Let me explain something. The traditional copy editing process was not set up as a public-works program for unemployed English majors. Copy editors were engaged out of a recognition of bedrock truths about writing and editing.
The first of these is that writing and editing, though allied, are separate functions. Not everyone is equally good at each. In fact, reporting, writing, and editing are separate functions, without an even distribution of skills. There are people who can ferret out all manner of information but are helpless to organize it in lucid English. There are writers who intuitively produce vivid work but have not developed analytical skills. There are editors who can zero in on the weaknesses of a text without the ability to produce a memorable one themselves. People used to be assigned to perform the functions they were best qualified for.
The second bedrock truth is that writers are not necessarily the best judges of their own work. Especially now that the pace has picked up in journalism and writers lack the time to put a text down for a while so they can come back to it, look at it with fresh eyes, and revise. I wrote a little piece about corrections in The Sun for the 175th anniversary edition of the Sun Magazine, and Anne Tallent, who edited it, plucked an element out of the body and made it the opening, a far stronger opening than the one I had written.* That's what a proper editor does.

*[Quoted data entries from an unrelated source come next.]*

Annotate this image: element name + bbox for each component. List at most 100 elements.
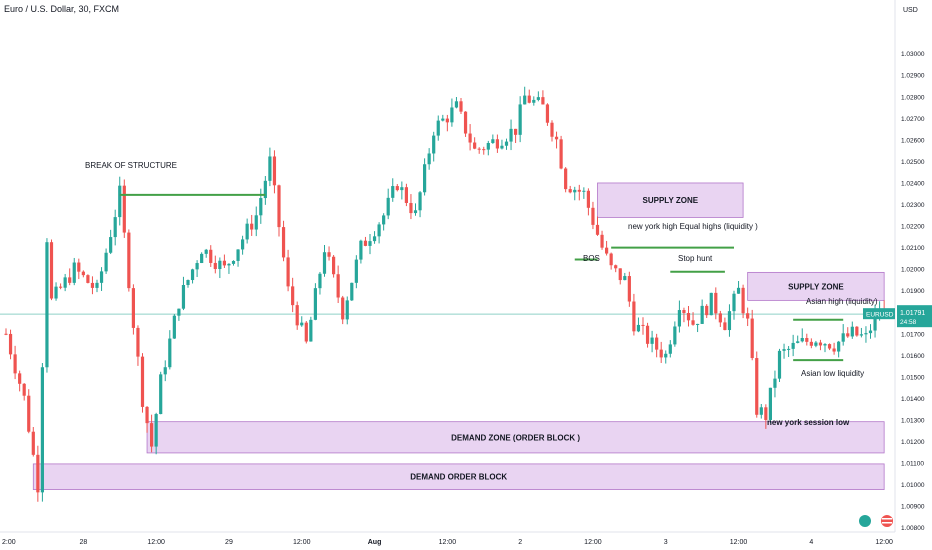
candle — [736, 287, 741, 294]
candle — [181, 284, 186, 309]
chart-title: Euro / U.S. Dollar, 30, FXCM — [4, 4, 120, 14]
candle — [659, 349, 663, 358]
y-tick-label: 1.02200 — [901, 224, 925, 231]
candle — [868, 330, 873, 334]
candle — [746, 313, 750, 319]
candle — [68, 277, 72, 283]
candle — [322, 252, 327, 274]
candle — [837, 341, 841, 352]
zone-label-3: DEMAND ORDER BLOCK — [410, 473, 507, 482]
candle — [850, 326, 854, 337]
candle — [363, 240, 368, 246]
candle — [140, 356, 145, 407]
candle — [222, 260, 226, 266]
candle — [327, 252, 331, 257]
candle — [859, 334, 863, 336]
candle — [714, 292, 718, 314]
candle — [864, 333, 868, 335]
price-axis-currency: USD — [903, 7, 918, 14]
candle — [636, 324, 641, 332]
candle — [104, 252, 108, 272]
x-tick-label: 4 — [809, 539, 813, 546]
candle — [873, 313, 877, 331]
y-tick-label: 1.02600 — [901, 137, 925, 144]
candle — [673, 326, 677, 345]
candle — [545, 104, 550, 123]
candle — [445, 118, 449, 123]
y-tick-label: 1.01000 — [901, 482, 925, 489]
candle — [764, 407, 768, 420]
candle — [482, 149, 486, 151]
candle — [645, 325, 650, 344]
y-tick-label: 1.00800 — [901, 525, 925, 532]
candle — [122, 185, 126, 233]
candle — [413, 210, 418, 214]
flag-icon[interactable] — [881, 515, 893, 527]
candle — [423, 164, 427, 193]
candle — [113, 217, 117, 238]
candle — [582, 190, 586, 192]
candle — [809, 341, 813, 346]
candle — [559, 139, 563, 169]
candle — [605, 247, 609, 254]
candle — [641, 324, 645, 326]
candle — [218, 260, 222, 270]
candle — [286, 257, 290, 287]
candle — [586, 190, 590, 208]
candle — [332, 256, 336, 275]
candle — [664, 353, 668, 358]
candle — [391, 186, 395, 198]
candle — [295, 305, 299, 326]
candle — [509, 128, 513, 142]
candle — [49, 242, 54, 299]
candle — [718, 313, 722, 323]
zone-3 — [32, 463, 885, 490]
candle — [650, 337, 654, 344]
candle — [577, 189, 581, 192]
candle — [632, 301, 636, 332]
candle — [177, 308, 181, 316]
price-badge — [897, 305, 932, 328]
candle — [172, 315, 176, 339]
candle — [404, 187, 408, 203]
candle — [732, 293, 736, 312]
zone-1 — [747, 271, 885, 301]
candle — [350, 282, 354, 301]
y-tick-label: 1.01600 — [901, 353, 925, 360]
candle — [359, 240, 363, 260]
candle — [454, 101, 459, 108]
annotation-label-0: BREAK OF STRUCTURE — [85, 161, 177, 170]
candle — [195, 263, 199, 270]
candle — [514, 128, 518, 135]
x-tick-label: Aug — [368, 539, 382, 546]
candle — [59, 286, 63, 288]
y-tick-label: 1.01300 — [901, 417, 925, 424]
candle — [805, 337, 809, 342]
annotation-label-3: Stop hunt — [678, 254, 713, 263]
y-tick-label: 1.01400 — [901, 396, 925, 403]
candle — [86, 275, 90, 283]
candle — [432, 135, 436, 154]
candle — [18, 373, 22, 384]
candle — [614, 265, 618, 269]
flag-icon-stripe — [882, 522, 892, 524]
candle — [209, 249, 213, 263]
candle — [723, 322, 727, 331]
candle — [791, 342, 795, 349]
candle — [655, 337, 659, 350]
candle — [409, 202, 413, 214]
candle — [27, 395, 31, 432]
candle — [13, 354, 17, 374]
zone-label-0: SUPPLY ZONE — [643, 196, 699, 205]
candle — [773, 378, 777, 388]
y-tick-label: 1.02700 — [901, 116, 925, 123]
price-badge-countdown: 24:58 — [900, 319, 917, 326]
y-tick-label: 1.01100 — [901, 461, 924, 468]
candle — [395, 186, 399, 191]
market-status-icon[interactable] — [859, 515, 871, 527]
candle — [190, 269, 195, 281]
candle — [550, 122, 554, 137]
candle — [72, 262, 76, 283]
candle — [668, 344, 672, 354]
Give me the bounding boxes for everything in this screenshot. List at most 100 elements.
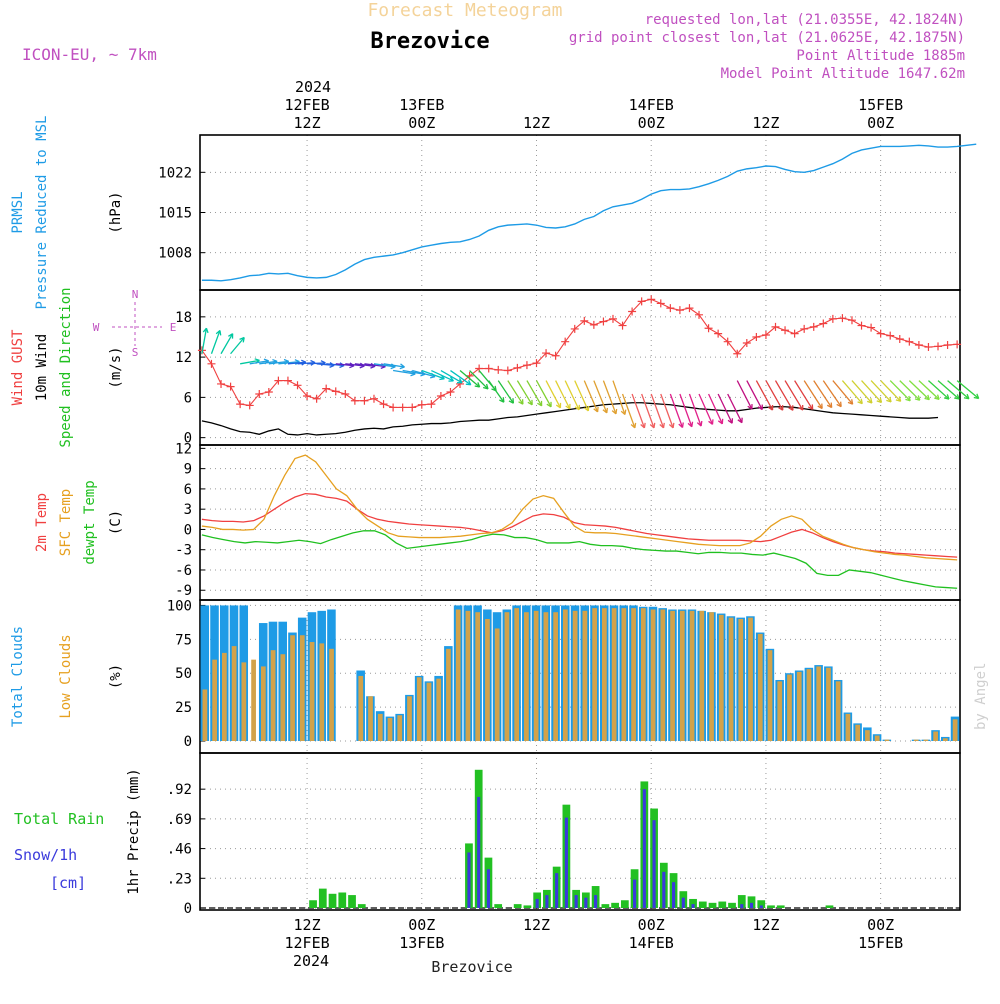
gust-marker xyxy=(618,321,627,330)
wind-arrow-head xyxy=(866,398,873,404)
wind-arrow-head xyxy=(228,333,234,339)
gust-marker xyxy=(666,304,675,313)
low-cloud-bar xyxy=(270,650,276,741)
wind-direction-arrow xyxy=(612,380,626,415)
wind-direction-arrow xyxy=(220,333,234,355)
panel-label: Speed and Direction xyxy=(58,287,74,447)
wind-direction-arrow xyxy=(316,363,335,367)
gust-marker xyxy=(255,390,264,399)
wind-direction-arrow xyxy=(832,380,854,405)
wind-direction-arrow xyxy=(669,393,684,428)
compass-east: E xyxy=(170,321,177,334)
top-hour-label: 00Z xyxy=(408,114,435,132)
compass-north: N xyxy=(132,288,139,301)
wind-arrow-head xyxy=(239,336,245,343)
low-cloud-bar xyxy=(514,608,520,741)
wind-direction-arrow xyxy=(794,380,814,410)
wind-arrow-head xyxy=(708,419,714,425)
low-cloud-bar xyxy=(699,610,705,741)
low-cloud-bar xyxy=(553,612,559,741)
low-cloud-bar xyxy=(913,739,919,741)
wind-direction-arrow xyxy=(851,380,873,404)
gust-marker xyxy=(436,392,445,401)
gust-marker xyxy=(733,349,742,358)
top-hour-label: 00Z xyxy=(867,114,894,132)
wind-arrow-head xyxy=(678,422,684,428)
wind-direction-arrow xyxy=(727,393,743,423)
wind-direction-arrow xyxy=(421,369,445,380)
wind-arrow-head xyxy=(215,329,222,336)
gust-marker xyxy=(704,324,713,333)
y-unit-label: 1hr Precip (mm) xyxy=(126,768,142,894)
gust-marker xyxy=(656,299,665,308)
gust-marker xyxy=(599,317,608,326)
gust-marker xyxy=(695,310,704,319)
y-tick-label: 0 xyxy=(184,734,192,750)
gust-marker xyxy=(580,316,589,325)
low-cloud-bar xyxy=(416,677,422,741)
gust-marker xyxy=(905,337,914,346)
gust-marker xyxy=(264,388,273,397)
low-cloud-bar xyxy=(524,612,529,741)
panel-3: -9 -6 -3 0 3 6 9 12 (C) xyxy=(108,441,961,601)
gust-marker xyxy=(800,324,809,333)
rain-bar xyxy=(513,904,522,908)
wind-arrow-head xyxy=(546,401,552,408)
gust-marker xyxy=(522,361,531,370)
snow-bar xyxy=(477,796,481,908)
rain-bar xyxy=(328,893,337,908)
wind-arrow-head xyxy=(583,405,590,412)
wind-direction-arrow xyxy=(746,380,763,410)
low-cloud-bar xyxy=(582,610,588,741)
gust-marker xyxy=(771,322,780,331)
snow-bar xyxy=(594,895,598,908)
y-tick-label: 1015 xyxy=(158,206,192,222)
panel-1: 1008 1015 1022 (hPa) xyxy=(108,134,961,291)
snow-bar xyxy=(652,820,656,908)
wind-direction-arrow xyxy=(908,380,930,401)
rain-bar xyxy=(757,900,766,908)
top-date-label: 13FEB xyxy=(399,96,444,114)
wind-arrow-head xyxy=(474,382,481,388)
y-tick-label: -6 xyxy=(175,563,192,579)
wind-arrow-head xyxy=(895,396,902,402)
low-cloud-bar xyxy=(952,719,958,741)
wind-direction-arrow xyxy=(326,363,345,367)
gust-marker xyxy=(561,337,570,346)
compass-west: W xyxy=(93,321,100,334)
wind-arrow-head xyxy=(876,397,883,404)
low-cloud-bar xyxy=(874,735,880,741)
snow-bar xyxy=(486,869,490,908)
low-cloud-bar xyxy=(465,610,471,741)
gust-marker xyxy=(503,366,512,375)
wind-direction-arrow xyxy=(899,380,921,401)
low-cloud-bar xyxy=(679,610,685,741)
low-cloud-bar xyxy=(601,608,607,741)
wind-direction-arrow xyxy=(201,328,208,354)
wind-arrow-head xyxy=(905,395,911,402)
top-hour-label: 00Z xyxy=(638,114,665,132)
gust-marker xyxy=(484,364,493,373)
requested-coords: requested lon,lat (21.0355E, 42.1824N) xyxy=(645,12,965,28)
wind-arrow-head xyxy=(659,422,665,429)
snow-bar xyxy=(672,882,676,908)
wind-direction-arrow xyxy=(593,380,608,414)
snow-bar xyxy=(584,897,588,908)
wind-direction-arrow xyxy=(621,393,636,429)
snow-bar xyxy=(681,897,685,908)
panel-label: dewpt Temp xyxy=(82,480,98,564)
y-tick-label: .69 xyxy=(167,812,192,828)
rain-bar xyxy=(737,895,746,908)
wind-direction-arrow xyxy=(297,361,316,365)
y-tick-label: 6 xyxy=(184,390,192,406)
wind-direction-arrow xyxy=(660,393,674,429)
wind-arrow-head xyxy=(798,405,804,411)
y-tick-label: 6 xyxy=(184,482,192,498)
y-tick-label: 0 xyxy=(184,522,192,538)
wind-direction-arrow xyxy=(937,380,960,400)
low-cloud-bar xyxy=(650,609,656,741)
low-cloud-bar xyxy=(777,681,783,741)
gust-marker xyxy=(322,384,331,393)
top-date-label: 14FEB xyxy=(629,96,674,114)
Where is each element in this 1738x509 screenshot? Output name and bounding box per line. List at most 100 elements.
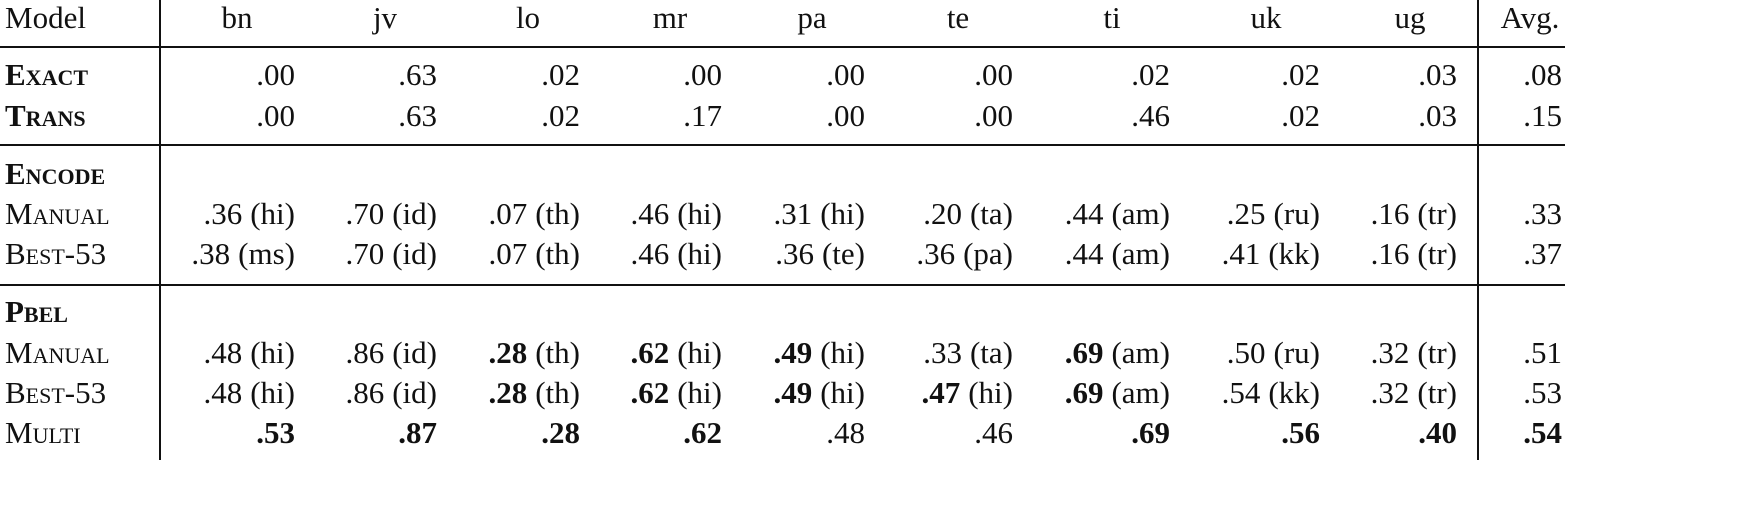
section-title: Pbel xyxy=(5,294,68,329)
model-name: Best-53 xyxy=(5,375,107,410)
cell-value: .46 xyxy=(974,415,1013,450)
cell-value: .17 xyxy=(683,98,722,133)
cell-language: (ru) xyxy=(1273,335,1320,370)
cell-language: (hi) xyxy=(677,375,722,410)
score-cell: .46 (hi) xyxy=(630,234,722,274)
score-cell: .69 (am) xyxy=(1065,373,1170,413)
cell-value: .44 xyxy=(1064,196,1104,231)
cell-language: (am) xyxy=(1111,335,1170,370)
model-name: Manual xyxy=(5,335,110,370)
vertical-rule xyxy=(1477,0,1479,460)
column-header: Avg. xyxy=(1500,0,1560,35)
score-cell: .07 (th) xyxy=(488,194,580,234)
cell-value: .63 xyxy=(398,98,437,133)
score-cell: .41 (kk) xyxy=(1222,234,1320,274)
score-cell: .25 (ru) xyxy=(1227,194,1320,234)
score-cell: .00 xyxy=(974,55,1013,95)
cell-value: .53 xyxy=(1523,375,1562,410)
cell-language: (id) xyxy=(392,236,437,271)
score-cell: .62 (hi) xyxy=(630,333,722,373)
cell-value: .40 xyxy=(1418,415,1457,450)
model-name: Best-53 xyxy=(5,236,107,271)
cell-value: .56 xyxy=(1281,415,1320,450)
column-header: lo xyxy=(515,0,541,35)
cell-value: .28 xyxy=(488,375,528,410)
average-cell: .33 xyxy=(1523,194,1562,234)
horizontal-rule xyxy=(0,46,1565,48)
score-cell: .48 xyxy=(826,413,865,453)
score-cell: .07 (th) xyxy=(488,234,580,274)
cell-value: .36 xyxy=(916,236,956,271)
cell-value: .07 xyxy=(488,196,528,231)
cell-value: .69 xyxy=(1064,335,1104,370)
cell-value: .36 xyxy=(203,196,243,231)
cell-language: (hi) xyxy=(968,375,1013,410)
cell-value: .25 xyxy=(1226,196,1266,231)
cell-value: .48 xyxy=(203,335,243,370)
average-cell: .54 xyxy=(1523,413,1562,453)
cell-language: (th) xyxy=(535,375,580,410)
cell-value: .86 xyxy=(345,335,385,370)
score-cell: .87 xyxy=(398,413,437,453)
cell-language: (am) xyxy=(1111,375,1170,410)
cell-language: (ms) xyxy=(238,236,295,271)
column-header: jv xyxy=(372,0,398,35)
cell-value: .53 xyxy=(256,415,295,450)
average-cell: .08 xyxy=(1523,55,1562,95)
model-name: Multi xyxy=(5,415,81,450)
cell-value: .54 xyxy=(1221,375,1261,410)
score-cell: .00 xyxy=(683,55,722,95)
cell-language: (kk) xyxy=(1268,375,1320,410)
score-cell: .03 xyxy=(1418,55,1457,95)
cell-value: .07 xyxy=(488,236,528,271)
cell-language: (ta) xyxy=(969,335,1013,370)
score-cell: .53 xyxy=(256,413,295,453)
cell-language: (kk) xyxy=(1268,236,1320,271)
model-name: Trans xyxy=(5,98,86,133)
cell-language: (pa) xyxy=(963,236,1013,271)
cell-language: (ru) xyxy=(1273,196,1320,231)
score-cell: .70 (id) xyxy=(345,194,437,234)
cell-value: .02 xyxy=(1281,57,1320,92)
cell-value: .37 xyxy=(1523,236,1562,271)
cell-value: .00 xyxy=(826,98,865,133)
cell-language: (hi) xyxy=(250,196,295,231)
cell-value: .32 xyxy=(1370,335,1410,370)
score-cell: .40 xyxy=(1418,413,1457,453)
cell-value: .16 xyxy=(1370,236,1410,271)
score-cell: .36 (hi) xyxy=(203,194,295,234)
cell-value: .51 xyxy=(1523,335,1562,370)
cell-value: .36 xyxy=(775,236,814,271)
score-cell: .02 xyxy=(541,55,580,95)
cell-value: .02 xyxy=(1281,98,1320,133)
cell-value: .70 xyxy=(345,236,385,271)
cell-value: .49 xyxy=(773,335,813,370)
score-cell: .36 (te) xyxy=(775,234,865,274)
average-cell: .15 xyxy=(1523,96,1562,136)
score-cell: .36 (pa) xyxy=(916,234,1013,274)
cell-language: (id) xyxy=(392,335,437,370)
score-cell: .03 xyxy=(1418,96,1457,136)
cell-value: .31 xyxy=(773,196,813,231)
score-cell: .69 (am) xyxy=(1065,333,1170,373)
cell-value: .28 xyxy=(541,415,580,450)
score-cell: .00 xyxy=(974,96,1013,136)
cell-language: (hi) xyxy=(820,196,865,231)
cell-value: .63 xyxy=(398,57,437,92)
cell-language: (tr) xyxy=(1417,236,1457,271)
cell-value: .62 xyxy=(630,375,670,410)
cell-value: .20 xyxy=(923,196,962,231)
cell-language: (tr) xyxy=(1417,375,1457,410)
vertical-rule xyxy=(159,0,161,460)
cell-language: (hi) xyxy=(677,236,722,271)
cell-value: .03 xyxy=(1418,98,1457,133)
cell-language: (hi) xyxy=(677,196,722,231)
score-cell: .02 xyxy=(541,96,580,136)
score-cell: .70 (id) xyxy=(345,234,437,274)
score-cell: .02 xyxy=(1281,55,1320,95)
score-cell: .46 (hi) xyxy=(630,194,722,234)
section-title: Encode xyxy=(5,156,106,191)
score-cell: .56 xyxy=(1281,413,1320,453)
cell-value: .46 xyxy=(1131,98,1170,133)
cell-value: .62 xyxy=(683,415,722,450)
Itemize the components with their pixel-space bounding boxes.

We all know that the old copy desk is not coming back. But when the managers heed some putz** saying that copy editors just tweak hyphens and commas and obsess over inconsequential style rules, and that readers don't care anymore about errors, they put the copy editors out on the curb. They take the easy choice rather than the informed choice. They chatter about "feet on the street" rather than consider how to allocate scarce resources responsibly.
The thing we know about readers is that when they encounter dull, slack, unclear writing, they stop reading. Accuracy, clarity, and precision are achieved through editing.
It remains to consider how to produce verified, edited prose in the current environment.
Writers are going to have to take more responsibility for self-editing, because there are and will be fewer editors to protect them from themselves. But, as was discovered in Albany, just telling reporters to do this, like telling adolescents that they have to pick up after themselves, is not adequate to the purpose. Editing skills do not come naturally; they have to be learned.
That means writers will have to be taught editing skills, trained. Beyond that, they will have to be held responsible, accountable for their work. No more skipping the spell-check.*** No skipping the accuracy checklist. No more indulgence over repeated lapses in grammar and usage.Supervising editors will have to supervise.
That will help, but more will be needed. The editor who works with the writer and helps shape the article, being too closely involved in it, is not necessarily the person to gauge how the reader will react to it. The function of the copy editor was to supply the place to the reader, to identify what the reader would find heavy going. A one-step process, writer directly to reader, is risky. A two-step process, writer to editor to reader, is better, but inadequate. A three-step process, writer to editor to whatever term under which you are going to conceal the function that the copy editor used to perform, is better suited to the production of journalism that someone might actually want to read.
*Do I wish I had an editor for these blog posts? Of course I do. I'm not an idiot. Someone to spot my typos and errors before publication. Someone to tighten the slack writing. Someone to challenge the assumptions and identify neglected or omitted elements. Someone to tell me when the jokes aren't funny. Someone to spot miscalculations of tone. Anybody would benefit from that kind of attention, and I'm trying to do it all by myself, with mixed results.
**Lest you take offense at the vulgarism, let me explain that in identifying someone who is ignorant (that is, uninformed), stupid (uniformed and uninclined to become informed), and mendacious (willfully purveying misinformation), some strong term is required.
***You didn't know that there are professional journalists who don't spell-check their own work? I've encountered them by the score. And some who do run the spell-check insert Cupertinos.